La Virgen de los catalanes es negra. Con el barniz de la piel y las manos oscurecido por el paso de los años, la majestuosidad del símbolo, a caballo entre lo religioso y lo nacional, es una evocación a las cosas que permanecen. Mil años de Monasterio y más de mil de leyenda y de devoción explican de qué manera los símbolos son útiles para arraigar, pero sobre todo para hacer de puntos cardinales cuando el contexto histórico y político nos ponen en jaque. Cuando las naciones se aguantan sobre romanticismos, el materialismo se impone por reacción y acaba dejando lo intangible en ridículo. No basta con símbolos, pero el símbolo tiene que estar para favorecer el vínculo de los ciudadanos con lo que son.
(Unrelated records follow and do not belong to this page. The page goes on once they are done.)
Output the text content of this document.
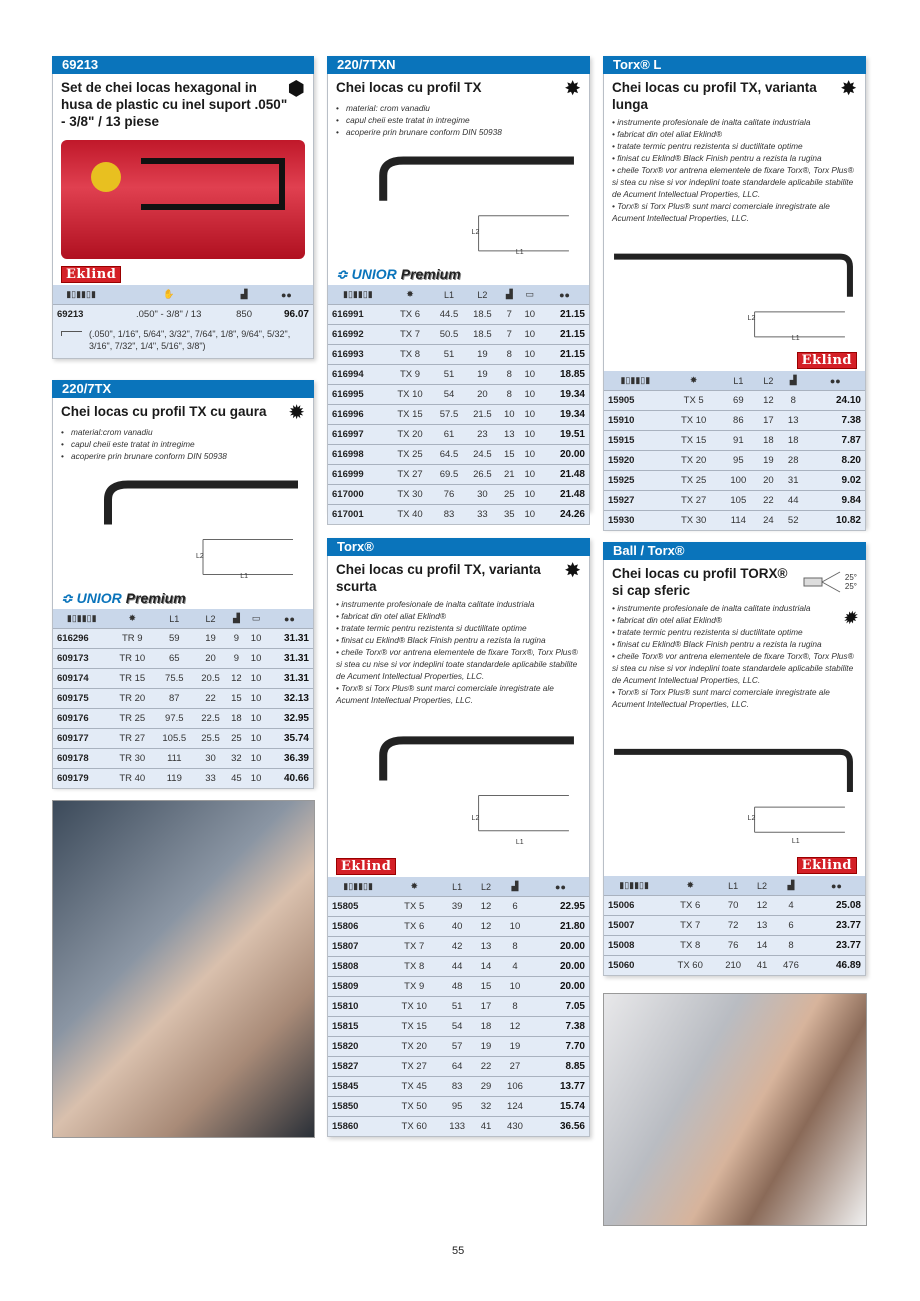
69213
Set de chei locas hexagonal in husa de plastic cu inel suport .050" - 3/8" / 13 piese
⬢
Eklind
▮▯▮▮▯▮	✋	▟	●●
69213	.050" - 3/8" / 13	850	96.07
(.050", 1/16", 5/64", 3/32", 7/64", 1/8", 9/64", 5/32", 3/16", 7/32", 1/4", 5/16", 3/8")
220/7TX
Chei locas cu profil TX cu gaura ✹
• material:crom vanadiu
• capul cheii este tratat in intregime
• acoperire prin brunare conform DIN 50938
L2
L1
≎ UNIOR Premium
▮▯▮▮▯▮	✸	L1	L2	▟	▭	●●
616296	TR 9	59	19	9	10	31.31
609173	TR 10	65	20	9	10	31.31
609174	TR 15	75.5	20.5	12	10	31.31
609175	TR 20	87	22	15	10	32.13
609176	TR 25	97.5	22.5	18	10	32.95
609177	TR 27	105.5	25.5	25	10	35.74
609178	TR 30	111	30	32	10	36.39
609179	TR 40	119	33	45	10	40.66
220/7TXN
Chei locas cu profil TX	✸
• material: crom vanadiu
• capul cheii este tratat in intregime
• acoperire prin brunare conform DIN 50938
L2
L1
≎ UNIOR Premium
▮▯▮▮▯▮	✸	L1	L2	▟	▭	●●
616991	TX 6	44.5	18.5	7	10	21.15
616992	TX 7	50.5	18.5	7	10	21.15
616993	TX 8	51	19	8	10	21.15
616994	TX 9	51	19	8	10	18.85
616995	TX 10	54	20	8	10	19.34
616996	TX 15	57.5	21.5	10	10	19.34
616997	TX 20	61	23	13	10	19.51
616998	TX 25	64.5	24.5	15	10	20.00
616999	TX 27	69.5	26.5	21	10	21.48
617000	TX 30	76	30	25	10	21.48
617001	TX 40	83	33	35	10	24.26
Torx®
Chei locas cu profil TX, varianta scurta
✸
• instrumente profesionale de inalta calitate industriala
• fabricat din otel aliat Eklind®
• tratate termic pentru rezistenta si ductilitate optime
• finisat cu Eklind® Black Finish pentru a rezista la rugina
• cheile Torx® vor antrena elementele de fixare Torx®, Torx Plus® si stea cu nise si vor indeplini toate standardele aplicabile stabilite de Acument Intellectual Properties, LLC.
• Torx® si Torx Plus® sunt marci comerciale inregistrate ale Acument Intellectual Properties, LLC.
L2
L1
Eklind
▮▯▮▮▯▮	✸	L1	L2	▟	●●
15805	TX 5	39	12	6	22.95
15806	TX 6	40	12	10	21.80
15807	TX 7	42	13	8	20.00
15808	TX 8	44	14	4	20.00
15809	TX 9	48	15	10	20.00
15810	TX 10	51	17	8	7.05
15815	TX 15	54	18	12	7.38
15820	TX 20	57	19	19	7.70
15827	TX 27	64	22	27	8.85
15845	TX 45	83	29	106	13.77
15850	TX 50	95	32	124	15.74
15860	TX 60	133	41	430	36.56
Torx® L
Chei locas cu profil TX, varianta lunga
✸
• instrumente profesionale de inalta calitate industriala
• fabricat din otel aliat Eklind®
• tratate termic pentru rezistenta si ductilitate optime
• finisat cu Eklind® Black Finish pentru a rezista la rugina
• cheile Torx® vor antrena elementele de fixare Torx®, Torx Plus® si stea cu nise si vor indeplini toate standardele aplicabile stabilite de Acument Intellectual Properties, LLC.
• Torx® si Torx Plus® sunt marci comerciale inregistrate ale Acument Intellectual Properties, LLC.
L2
L1
Eklind
▮▯▮▮▯▮	✸	L1	L2	▟	●●
15905	TX 5	69	12	8	24.10
15910	TX 10	86	17	13	7.38
15915	TX 15	91	18	18	7.87
15920	TX 20	95	19	28	8.20
15925	TX 25	100	20	31	9.02
15927	TX 27	105	22	44	9.84
15930	TX 30	114	24	52	10.82
Ball / Torx®
Chei locas cu profil TORX® si cap sferic
25°
25°
✹
• instrumente profesionale de inalta calitate industriala
• fabricat din otel aliat Eklind®
• tratate termic pentru rezistenta si ductilitate optime
• finisat cu Eklind® Black Finish pentru a rezista la rugina
• cheile Torx® vor antrena elementele de fixare Torx®, Torx Plus® si stea cu nise si vor indeplini toate standardele aplicabile stabilite de Acument Intellectual Properties, LLC.
• Torx® si Torx Plus® sunt marci comerciale inregistrate ale Acument Intellectual Properties, LLC.
L2
L1
Eklind
▮▯▮▮▯▮	✸	L1	L2	▟	●●
15006	TX 6	70	12	4	25.08
15007	TX 7	72	13	6	23.77
15008	TX 8	76	14	8	23.77
15060	TX 60	210	41	476	46.89
55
Los catalanes no somos ninguna excepción de nada, y a lo largo de los años también he necesitado —y necesitamos— evocarnos a cosas grandes y reflejarnos en ellas para poder reubicarnos, sobre todo en tiempo de crisis.

A pesar de los drones y la chabacanería previsible en los actos de celebración del milenario, mil años de perdurabilidad exponen que, en nuestro caso, la permanencia de los símbolos y su viveza todavía hoy hablan, sobre todo, de una capacidad de resistencia. No es algo inflamado, ni clamoroso, ni resumible en un par de tuits con sentencias ramplonas. Es un carácter de fondo que ha traspasado tantas generaciones como han sido necesarias hasta llegar a la nuestra. No merece más triunfalismo que el del reconocimiento, porque resistir y vencer no siempre significan lo mismo. Ser consciente de esto, no obstante, ofrece perspectiva histórica, política y, al mismo tiempo, también doméstica. Me hizo pensar en ello Júlia Ojeda en esta Diada: "Que a pesar de todo había gente en la calle, también lo es. Son dos obviedades que nos reafirman y que tienen que dejarnos ver lo importante: que ambas actitudes, la de no participar del circo y la de no rendirse, las necesitamos".

El país da vueltas a su alrededor y Montserrat se mantiene en el centro, como una marca de origen y una saeta apuntando al destino

Hay algo en la pose estática de la Virgen de Montserrat –y de todas las vírgenes encontradas, románicas– que las hace desafiantes, como si entendieran que su sola presencia ya es un mensaje. Me parece que el país, para seguir estando, debe comprender que toca beber de aquí y no de una autocompasión que es estéril y nos lleva a "salvar" cosas, más que a defenderlas. Escribía Torras y Bages en la visita espiritual: "Más fuerte que un ejército en orden de batalla, desde vuestro alto castillo de Montserrat, defendéis de enemigos espirituales y temporales toda la tierra catalana que tenéis encomendada". La salida más apetecible que ofrece la autocompasión es la de la negación de las contrariedades o el pensamiento viciado de que la cobardía de rehuirlas las hará desaparecer.

El país da vueltas a su alrededor y Montserrat se mantiene en el centro, como una marca de origen y una saeta apuntando al destino. Como un recordatorio de que hay cosas que no se pueden mirar con el rabillo del ojo: este es el valor de su permanencia. En el regazo de la Virgen, el Niño sostiene en la mano izquierda una piña, expresión de todo lo que es fecundo y perenne. Mil años no son la eternidad, pero es suficiente tiempo como para incidir en el marco mental de la nación que sostiene. Cuando la conjetura conduce de lleno al desaliento, con mil años basta para explicar que nuestra existencia atestigua una robustez que viene de lejos. No bastan símbolos para aguantar ni la política, ni el país. Pero cuando lo inmediato es superficial y está pervertido, el símbolo ofrece la profundidad de visión que reorienta. La Virgen de los catalanes es negra y lleva más de mil años iluminando el país.